Early in my career, an attorney asked me to review a malpractice case. “The question,” he said, “is whether liquid nitrogen is the standard of care for treating warts.”
A young woman had visited an academic center, where a physician froze her warts. These blistered and turned purple. Alarmed, she went to an ER, where doctors admitted her for cellulitis and gave her intravenous antibiotics for several days.
I later submitted an essay based on this case to my malpractice insurer’s Risk Management Contest, in which I called for better communication between treating doctors and those who follow up. I placed second and got a check from my malpractice insurer.
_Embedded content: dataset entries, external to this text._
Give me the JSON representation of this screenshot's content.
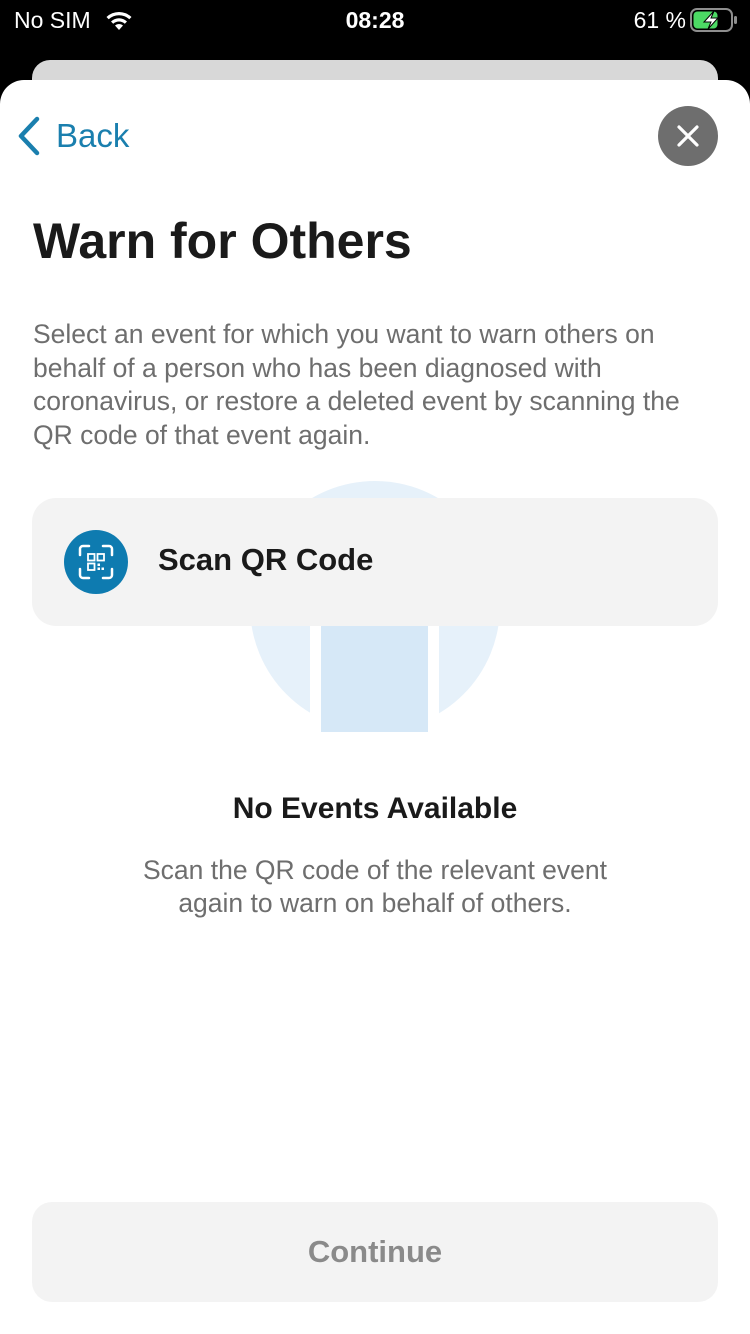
{
  "status_bar": {
    "carrier": "No SIM",
    "time": "08:28",
    "battery_percent": "61 %",
    "wifi_icon": "wifi-icon",
    "battery_icon": "battery-charging-icon"
  },
  "nav": {
    "back_label": "Back",
    "back_icon": "chevron-left-icon",
    "close_icon": "close-icon"
  },
  "page": {
    "title": "Warn for Others",
    "description": "Select an event for which you want to warn others on behalf of a person who has been diagnosed with coronavirus, or restore a deleted event by scanning the QR code of that event again."
  },
  "scan_card": {
    "label": "Scan QR Code",
    "icon": "qr-code-scan-icon"
  },
  "empty_state": {
    "title": "No Events Available",
    "text": "Scan the QR code of the relevant event again to warn on behalf of others."
  },
  "footer": {
    "continue_label": "Continue"
  },
  "colors": {
    "accent": "#1a7fae",
    "icon_bg": "#0e7bb0",
    "card_bg": "#f3f3f3",
    "disabled_text": "#8a8a8a"
  }
}
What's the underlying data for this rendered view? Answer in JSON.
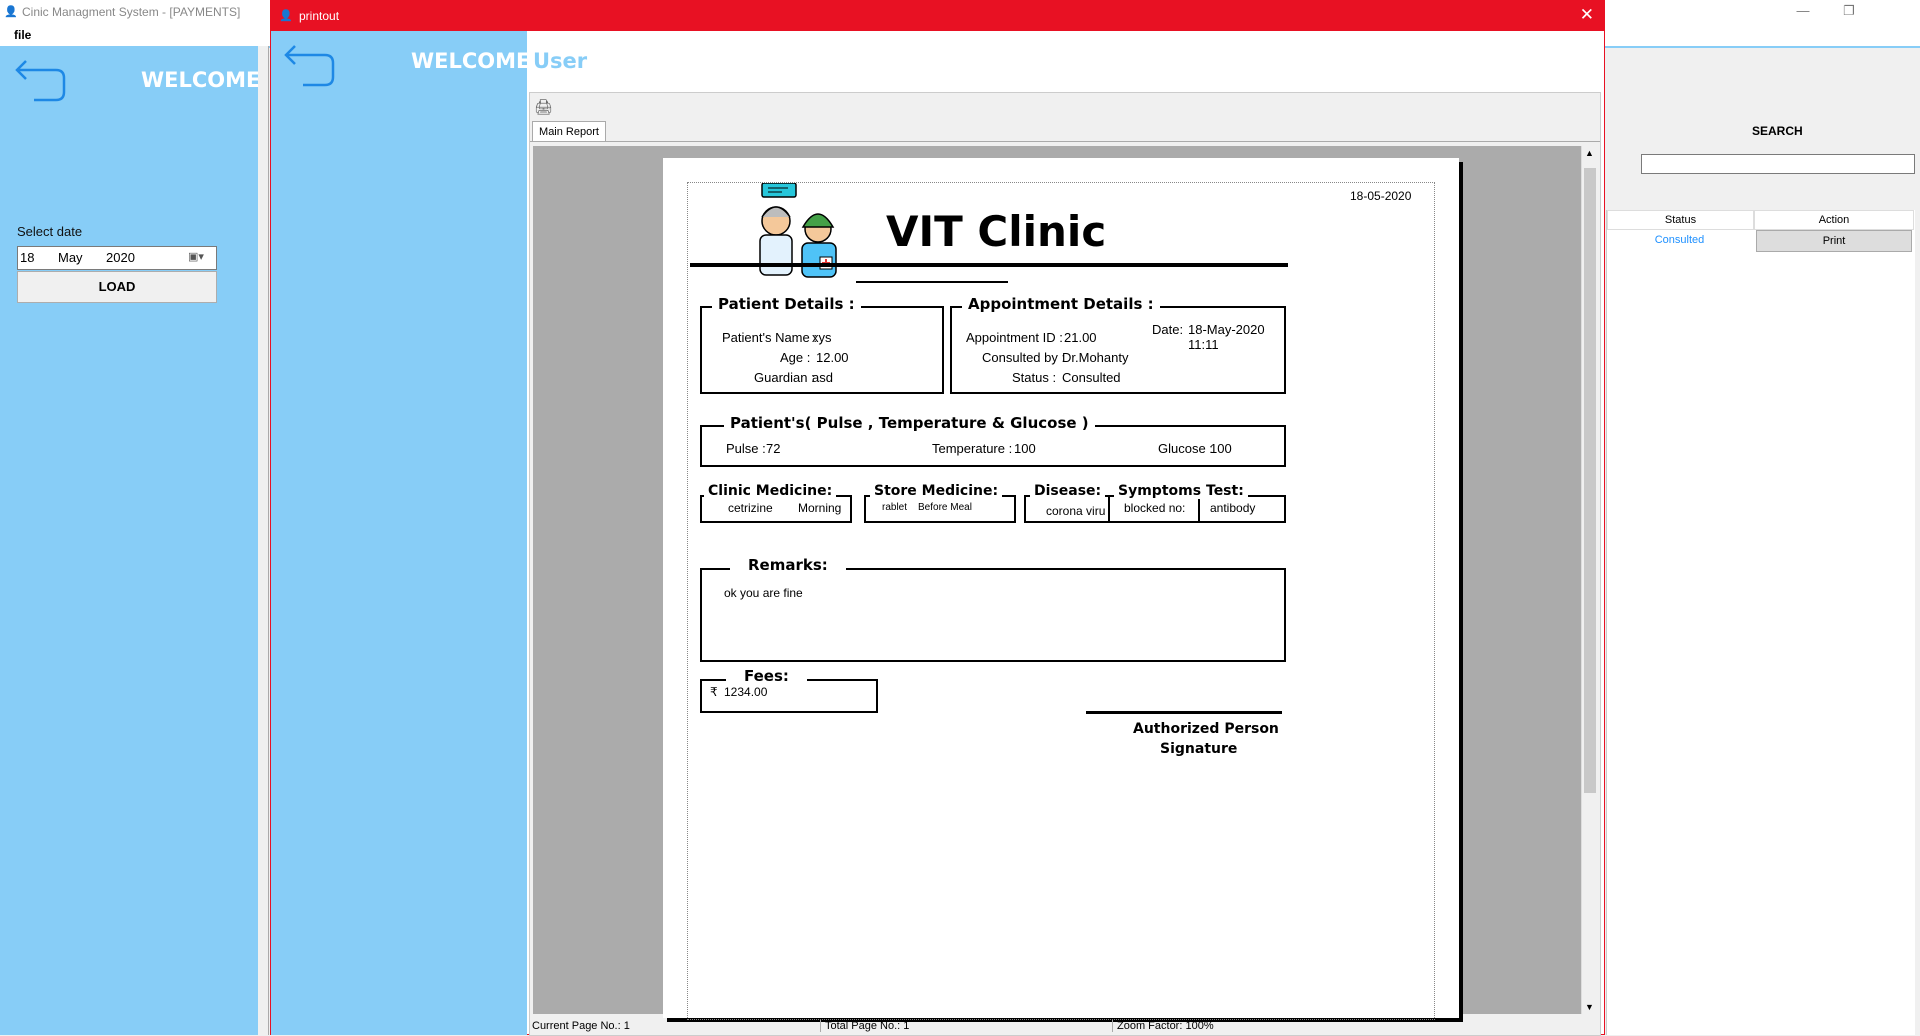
{
  "main_window": {
    "title": "Cinic Managment System - [PAYMENTS]",
    "menu": {
      "file": "file"
    },
    "welcome": "WELCOME",
    "select_date_label": "Select date",
    "date": {
      "day": "18",
      "month": "May",
      "year": "2020"
    },
    "load_button": "LOAD",
    "search_title": "SEARCH",
    "grid": {
      "columns": [
        "Status",
        "Action"
      ],
      "rows": [
        {
          "status": "Consulted",
          "action": "Print"
        }
      ]
    },
    "colors": {
      "sidebar": "#87cdf7",
      "accent": "#e81123",
      "status_text": "#1e90ff"
    }
  },
  "dialog": {
    "title": "printout",
    "welcome": "WELCOME",
    "user": "User",
    "tab_main_report": "Main Report",
    "status": {
      "current_page": "Current Page No.: 1",
      "total_page": "Total Page No.: 1",
      "zoom": "Zoom Factor: 100%"
    }
  },
  "report": {
    "date": "18-05-2020",
    "clinic_name": "VIT Clinic",
    "patient_details": {
      "header": "Patient Details :",
      "name_label": "Patient's Name :",
      "name": "xys",
      "age_label": "Age :",
      "age": "12.00",
      "guardian_label": "Guardian :",
      "guardian": "asd"
    },
    "appointment_details": {
      "header": "Appointment Details :",
      "id_label": "Appointment ID :",
      "id": "21.00",
      "consulted_label": "Consulted by :",
      "consulted_by": "Dr.Mohanty",
      "status_label": "Status :",
      "status": "Consulted",
      "date_label": "Date:",
      "date": "18-May-2020 11:11"
    },
    "vitals": {
      "header": "Patient's( Pulse , Temperature & Glucose )",
      "pulse_label": "Pulse :",
      "pulse": "72",
      "temp_label": "Temperature :",
      "temperature": "100",
      "glucose_label": "Glucose :",
      "glucose": "100"
    },
    "clinic_medicine": {
      "header": "Clinic Medicine:",
      "name": "cetrizine",
      "timing": "Morning"
    },
    "store_medicine": {
      "header": "Store Medicine:",
      "name": "rablet",
      "timing": "Before Meal"
    },
    "disease": {
      "header": "Disease:",
      "value": "corona viru"
    },
    "symptoms": {
      "header": "Symptoms:",
      "value": "blocked no:"
    },
    "test": {
      "header": "Test:",
      "value": "antibody"
    },
    "remarks": {
      "header": "Remarks:",
      "value": "ok you are fine"
    },
    "fees": {
      "header": "Fees:",
      "currency": "₹",
      "value": "1234.00"
    },
    "signature": {
      "line1": "Authorized Person",
      "line2": "Signature"
    }
  }
}
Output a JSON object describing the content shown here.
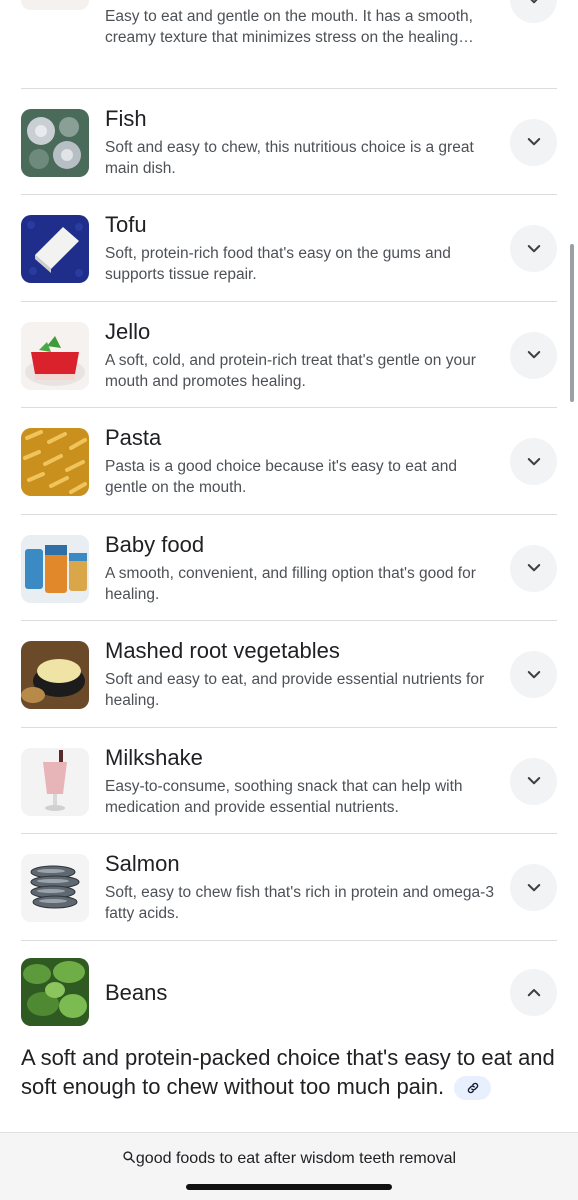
{
  "items": [
    {
      "title": "",
      "desc": "Easy to eat and gentle on the mouth. It has a smooth, creamy texture that minimizes stress on the healing…",
      "thumb": "pudding-photo"
    },
    {
      "title": "Fish",
      "desc": "Soft and easy to chew, this nutritious choice is a great main dish.",
      "thumb": "fish-photo"
    },
    {
      "title": "Tofu",
      "desc": "Soft, protein-rich food that's easy on the gums and supports tissue repair.",
      "thumb": "tofu-photo"
    },
    {
      "title": "Jello",
      "desc": "A soft, cold, and protein-rich treat that's gentle on your mouth and promotes healing.",
      "thumb": "jello-photo"
    },
    {
      "title": "Pasta",
      "desc": "Pasta is a good choice because it's easy to eat and gentle on the mouth.",
      "thumb": "pasta-photo"
    },
    {
      "title": "Baby food",
      "desc": "A smooth, convenient, and filling option that's good for healing.",
      "thumb": "baby-food-photo"
    },
    {
      "title": "Mashed root vegetables",
      "desc": "Soft and easy to eat, and provide essential nutrients for healing.",
      "thumb": "mashed-vegetables-photo"
    },
    {
      "title": "Milkshake",
      "desc": "Easy-to-consume, soothing snack that can help with medication and provide essential nutrients.",
      "thumb": "milkshake-photo"
    },
    {
      "title": "Salmon",
      "desc": "Soft, easy to chew fish that's rich in protein and omega-3 fatty acids.",
      "thumb": "salmon-photo"
    }
  ],
  "expanded": {
    "title": "Beans",
    "body": "A soft and protein-packed choice that's easy to eat and soft enough to chew without too much pain.",
    "thumb": "beans-photo"
  },
  "bottom": {
    "query": "good foods to eat after wisdom teeth removal"
  },
  "colors": {
    "chevron_bg": "#f1f3f4",
    "divider": "#dadce0",
    "link_chip_bg": "#e8f0fe"
  }
}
How cool is that?
I hadn’t thought about that case in years, until last month. Earvin is a late-middle-aged gent with psoriasis on his elbows and liver spots on his chest. He asked me to freeze them, as I had done before.
After lunch 2 days later, my secretary buzzed me. “The man on the phone is very unhappy,” she said. “He says he called this morning and no one called back. He says if he doesn’t hear from you, his next call will be to his attorney.”
I phoned Earvin. My apology for not having gotten the message before was met with frigid hostility. “That’s unconscionable,” he said.
“My skin swelled up like a balloon,” he told me. “I know what to expect with freezing, and this never happened before. I think this time you froze me with a heavy hand. When I didn’t hear from you, I went to an urgent care clinic down the street. They said it was infected and prescribed an antibiotic ointment. I had to wait an hour, and the ointment cost $49.”
I held my breath. “Actually,” I said, “I don’t think it’s infected.”
“They said it was infected,” said Earvin. “It is swollen. I’m afraid it is going to scar. The cream cost $49.”
Straining to keep my voice even, I replied, “Would you like me to have a look at it?”
“I live too far,” he said. “I don’t have a ride. Maybe I will come tomorrow if someone can take me.”
Later that day I called him back. “I live the next town over from you,” I said. “I will stop by on my way home.” He agreed, and told me the color of his house.
Earvin let me in looking less angry than fearful. One glance at his chest told me what I needed to know: There was no infection. His skin looked like what skin looks like after it’s been frozen. Other treated areas – the ones Earvin wasn’t worried about – looked the same to me, though clearly not to him. “This one was worse,” he said. “It’s gone down since this morning.”
After examining Earvin with my cell phone flashlight, I sat down across from him. “Let me be clear,” I said. “You are not infected. Some areas frozen at the same time in the same way blister more briskly than others. In the end they heal fine, and so will yours. You’re not going to scar.”
Earvin relaxed a little. “I was afraid I’d done something I didn’t need to. My mother had skin cancer on her chest, not far from where this one is. My skin was discolored and swollen. The doctor at urgent care said it was infected.” There was a pause, as Earvin slumped in his chair. “I feel better,” he allowed.
There it was, the whole package – thinking that was full of hopelessly muddled categories. Infection? Scarring? Skin cancer? Yes to all? And there was moral anxiety – disappointment in himself for doing something needless and now having to pay the price – as well as anger at me as the instrument of retribution. Who knows what else? There were so many strands, hopelessly coiled, impossible to disentangle.
And all wrapped up in elemental terror. What have I done? What has he done?
Earvin did not need treatment. He needed a hug. Metaphorically, that is what I gave him.
So much angst, so much anger, so much fear, so little time. To be frank, it gets tiring.
People like to quote the philosopher George Santayana. He said that those who cannot remember the past are condemned to repeat it.
I like to paraphrase the even greater philosopher Bill Murray of “Groundhog Day”: Those who do remember the past are condemned to repeat it anyway.
Dr. Rockoff practices dermatology in Brookline, Mass., and is a longtime contributor to Dermatology News. He serves on the clinical faculty at Tufts University, Boston, and has taught senior medical students and other trainees for 30 years.